Ничего не понимая, Дария не больно-то испугалась, только перекрестила спину убегающей Феодоры и подумала: не иначе, в ту бес вселился. Кого нельзя трогать Дарии? Почему? Что за чепуху она мелет? А может, умом тронулась, заболела?
Из одной только заботы о сестре Феодоре Дария рассказала об этом разговоре матушке настоятельнице. Было это тем же вечером, когда Дария пришла в ее келейку на ночевку. На столе стоял кувшин с горячим молоком, от которого в сыроватом и тесноватом помещении распространялось приятное тепло, лежали ломти свежеиспеченного хлеба, намазанные медовым рябиновым вареньем. Тут-то, угостившись от души, Дария и поведала об угрозе Феодоры.
Испитое, всегда бледное лицо матушки Евлалии побагровело, словно настоятельница вот только что вышла из парной баньки.
– Ах, нахальница! Ужо достанется ей от меня! – пробормотала она грозно, а потом рывком подняла Дарию с лавки, на которой та сидела, разморенная теплом и сытостью. – Ложись в постель. Я скоро приду.

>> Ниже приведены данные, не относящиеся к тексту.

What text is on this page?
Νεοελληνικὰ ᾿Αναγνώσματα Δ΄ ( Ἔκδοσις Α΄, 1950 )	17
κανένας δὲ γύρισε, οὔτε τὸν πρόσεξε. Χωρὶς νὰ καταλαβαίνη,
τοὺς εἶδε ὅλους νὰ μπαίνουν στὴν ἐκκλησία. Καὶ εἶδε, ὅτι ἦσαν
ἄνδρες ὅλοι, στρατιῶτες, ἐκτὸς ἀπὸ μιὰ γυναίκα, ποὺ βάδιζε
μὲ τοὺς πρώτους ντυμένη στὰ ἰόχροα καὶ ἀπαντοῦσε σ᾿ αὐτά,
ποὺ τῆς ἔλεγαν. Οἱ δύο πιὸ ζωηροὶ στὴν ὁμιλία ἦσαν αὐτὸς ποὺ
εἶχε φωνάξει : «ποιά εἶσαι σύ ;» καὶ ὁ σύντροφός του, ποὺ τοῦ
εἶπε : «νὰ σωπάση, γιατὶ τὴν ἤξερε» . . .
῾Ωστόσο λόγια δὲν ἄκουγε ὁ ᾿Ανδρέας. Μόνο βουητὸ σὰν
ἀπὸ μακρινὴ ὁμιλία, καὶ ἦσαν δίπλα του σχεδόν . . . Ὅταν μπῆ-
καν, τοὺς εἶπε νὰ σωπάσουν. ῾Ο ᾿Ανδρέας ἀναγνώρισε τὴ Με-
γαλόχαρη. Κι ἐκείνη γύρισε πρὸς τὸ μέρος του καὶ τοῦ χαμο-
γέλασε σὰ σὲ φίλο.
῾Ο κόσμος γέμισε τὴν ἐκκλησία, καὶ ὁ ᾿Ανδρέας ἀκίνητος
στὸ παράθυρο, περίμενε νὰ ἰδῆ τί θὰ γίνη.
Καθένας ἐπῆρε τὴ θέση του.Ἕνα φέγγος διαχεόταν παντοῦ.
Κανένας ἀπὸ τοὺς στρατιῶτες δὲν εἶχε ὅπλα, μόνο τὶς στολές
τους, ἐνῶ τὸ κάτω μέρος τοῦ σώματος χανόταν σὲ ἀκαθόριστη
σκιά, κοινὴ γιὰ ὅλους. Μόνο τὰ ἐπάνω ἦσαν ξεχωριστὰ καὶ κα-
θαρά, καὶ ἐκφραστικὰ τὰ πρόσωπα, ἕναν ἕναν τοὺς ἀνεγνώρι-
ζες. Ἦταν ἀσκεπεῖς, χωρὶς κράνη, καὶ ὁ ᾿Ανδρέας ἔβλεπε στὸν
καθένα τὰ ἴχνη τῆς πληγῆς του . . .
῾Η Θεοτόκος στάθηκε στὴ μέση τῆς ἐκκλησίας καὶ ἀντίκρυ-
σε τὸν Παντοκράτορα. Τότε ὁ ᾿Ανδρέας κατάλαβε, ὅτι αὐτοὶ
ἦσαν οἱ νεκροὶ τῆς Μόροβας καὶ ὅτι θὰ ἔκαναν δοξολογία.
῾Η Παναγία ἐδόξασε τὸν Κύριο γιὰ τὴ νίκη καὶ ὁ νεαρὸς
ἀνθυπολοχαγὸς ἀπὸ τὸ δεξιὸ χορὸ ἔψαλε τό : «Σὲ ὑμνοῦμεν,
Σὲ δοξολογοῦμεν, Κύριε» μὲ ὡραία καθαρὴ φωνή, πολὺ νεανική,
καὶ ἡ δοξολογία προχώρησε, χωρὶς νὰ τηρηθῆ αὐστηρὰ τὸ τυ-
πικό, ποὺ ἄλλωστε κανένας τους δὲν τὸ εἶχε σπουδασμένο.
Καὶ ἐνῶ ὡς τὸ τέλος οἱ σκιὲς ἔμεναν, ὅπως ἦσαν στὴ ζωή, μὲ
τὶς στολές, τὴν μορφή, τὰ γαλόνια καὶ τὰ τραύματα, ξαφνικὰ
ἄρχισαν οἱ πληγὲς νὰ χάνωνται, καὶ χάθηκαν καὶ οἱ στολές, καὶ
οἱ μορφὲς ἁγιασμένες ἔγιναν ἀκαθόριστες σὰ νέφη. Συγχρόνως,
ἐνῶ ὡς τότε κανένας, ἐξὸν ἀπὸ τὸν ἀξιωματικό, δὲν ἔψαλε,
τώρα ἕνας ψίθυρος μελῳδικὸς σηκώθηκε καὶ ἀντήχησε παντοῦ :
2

Дария одного и хотела, что лечь спать. Смежила веки – и сон поплыл, поплыл… Чудилось, вот только накрыл он девушку, словно пуховое одеяло, как вдруг завизжало все вокруг, заорало:
– Пожар! Горим! Спасите!
Дария с трудом открыла глаза – и увидела пляшущее в окне пламя. Из-за двери тоже лезли огненные языки. Она не сразу поверила своим глазам. Голова болела, мысли путались. Больше всего на свете хотелось снова закрыть глаза и уснуть, чтобы этот кошмар ушел, как пришел. Но за окном кричали так громко, что вновь забыться сном не удалось. И постепенно в ее угоревшую, одурманенную голову проникла мысль о смертельной опасности. Руки и ноги едва слушались, но все же она нашла в себе силы встать и, накрывшись одеялом, вывалиться в дверь.
Одеяло загорелось, волосы Дарии занялись, затлели, на лбу надолго остались ожоги, но все же она спаслась. Почти без памяти опустилась на траву, и чудилось ей, будто она прямиком попала в ад: все вокруг горело, полуодетые сестры метались меж полыхающих строений, из иных келеек неслись нечеловеческие вопли…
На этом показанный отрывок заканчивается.